Sobrevoando o pampa em busca da Estética do Frio

Vitor Ramil, Angélica Freitas e Odyr Bernardi lançam novas obras e propõem Pelotas como o centro de um novo universo artístico brasileiro. Perfil triplo para o suplemento Ilustríssima, da Folha de S.Paulo, aqui na íntegra (e aqui, editado pra caber no jornal)

por Ronaldo Bressane, enviado especial a Pelotas

Em busca da Estética do Frio, passo um calorão em Pelotas. Apesar de a região ter acumulado duas semanas abaixo de 7º até setembro, chego à lendária cidade sulista sob 35 graus.
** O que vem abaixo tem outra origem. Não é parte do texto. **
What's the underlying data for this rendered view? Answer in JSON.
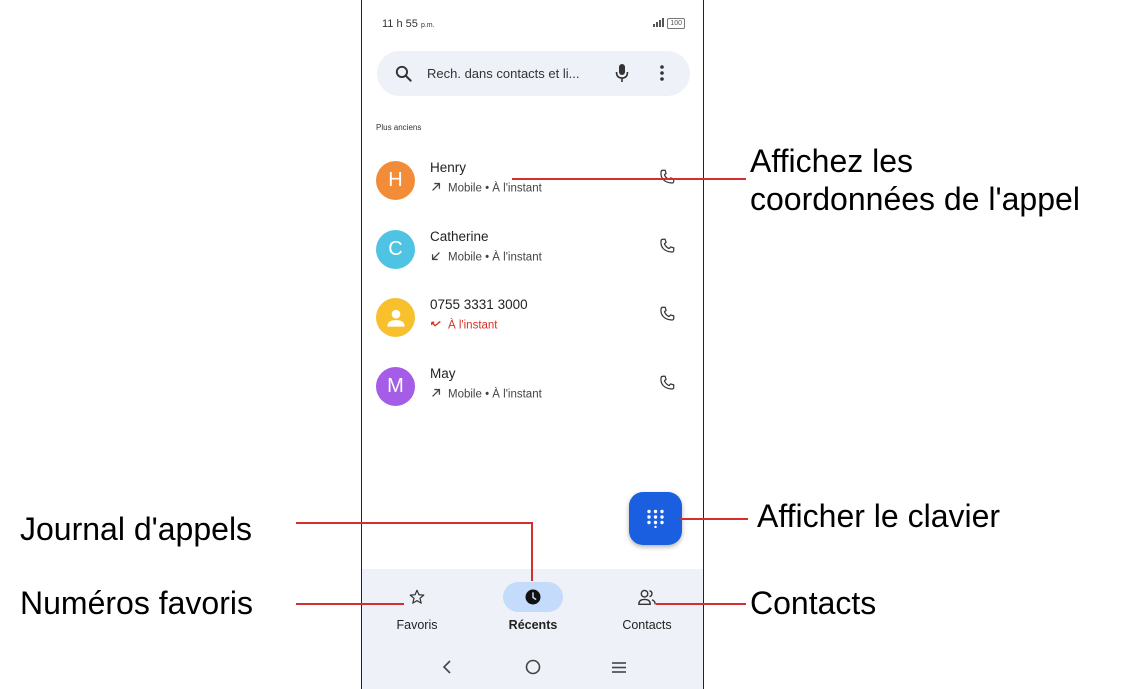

Estética do Frio é um termo cunhado pelo músico e escritor pelotense Vitor Ramil e pode ser resumido no seguinte slogan: “Não estamos fora do centro, mas no centro de outra história“.

Produzir, a partir de sua própria tradição, uma antitropicália, um movimento artístico que envolve música, literatura e artes gráficas, levou a Estética do Frio a ganhar ressonância além do sul do Brasil, influenciando artistas uruguaios, argentinos, paraguaios. Todavia, já no desembarque no minúsculo aeroporto sulino (belíssima viagem desde Porto Alegre a bordo de um turbohélice sobrevoando lagoas & rios & pampas sem fim), os 35º em pleno inverno afastaram a hipótese de um encontro gelado com o menor movimento cultural do Brasil. A microcélula de terrorismo poético, armada por Ramil quando voltou do Rio de Janeiro nos anos 90, reúne outros “insulados” pelotenses: a poeta Angélica Freitas, pelotense que morou em São Paulo, México, Holanda, Argentina etc, e o artista gráfico Odyr Bernardi, ex-habitante de Rio, Curitiba e Porto Alegre. Curiosamente, apesar de residirem a quarteirões de distância uns dos outros e terem tanto em comum, o trio calafrio pouco se frequenta. Logo vim a descobrir mais esta singularidade de Pelotas: uma cidade onde a solidão encontra acolhida.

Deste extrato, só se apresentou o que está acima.